I unwrap it and crack off a piece of frozen chocolate. “So? What do you think?”
“I…” JJ looks almost nervous, which is not an expression I’m familiar with when it comes to her. She’s basically cultivated her personality around being assertive and straightforward.
“JJ?” I ask, confused.
She swallows the piece of chocolate she’s chewing and washes it down with a sip from her ever-present water bottle. “Okay. You know I love you, right?”
I nod. “Right back at you.”
“And I want what’s best for you.”
This sounds like she’s about to break up with me or fire me or something. What the hell is going on?
“What is it that you really want, Holly? The incident aside. The family drama and all that shit aside. What do you want? Or who?” Her gaze is so intense that I almost have to look away.
When she puts it that way, it’s actually not a hard question. “Maddox,” I say softly. “But I can’t—”

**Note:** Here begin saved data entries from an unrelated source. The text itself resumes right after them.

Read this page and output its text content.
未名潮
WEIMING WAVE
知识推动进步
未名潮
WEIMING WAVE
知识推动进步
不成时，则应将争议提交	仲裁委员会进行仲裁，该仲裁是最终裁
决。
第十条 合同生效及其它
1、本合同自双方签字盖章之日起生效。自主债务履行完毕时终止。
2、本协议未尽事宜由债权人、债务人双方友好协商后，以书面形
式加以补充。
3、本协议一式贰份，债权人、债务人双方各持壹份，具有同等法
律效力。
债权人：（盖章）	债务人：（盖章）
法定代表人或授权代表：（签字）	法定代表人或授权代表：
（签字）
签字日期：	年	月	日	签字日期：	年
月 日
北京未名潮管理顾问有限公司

She shakes her head. “We’re not talking about everyone else right now. I know you have stuff in your past. We all do. God knows I’m as fucked up as anyone else. But I can excuse some of your stupid behaviors because I understand where you’re coming from. Maddox doesn’t. I think you owe it to him to tell him.”
I can’t, though. Even thinking about the incident makes my cheeks flame and my stomach curl into a ball. What would Maddox think of me if he knew?
“I know,” I admit. “And I know he’s a good listener. It’s just still so humiliating.”
She puts a sympathetic arm around me, and I lean into her shoulder. “You can do this. And Holly?”
I sit back up and look at her. The expression she had before is back. Nerves or anxiety or something decidedly un-JJ-like.
“Please talk to Justin. I got to know him a little the other night.” Her gaze darts away, then comes back to me. “He’s a good guy. If Maddox is who you really want, let him know. Don’t string him along.”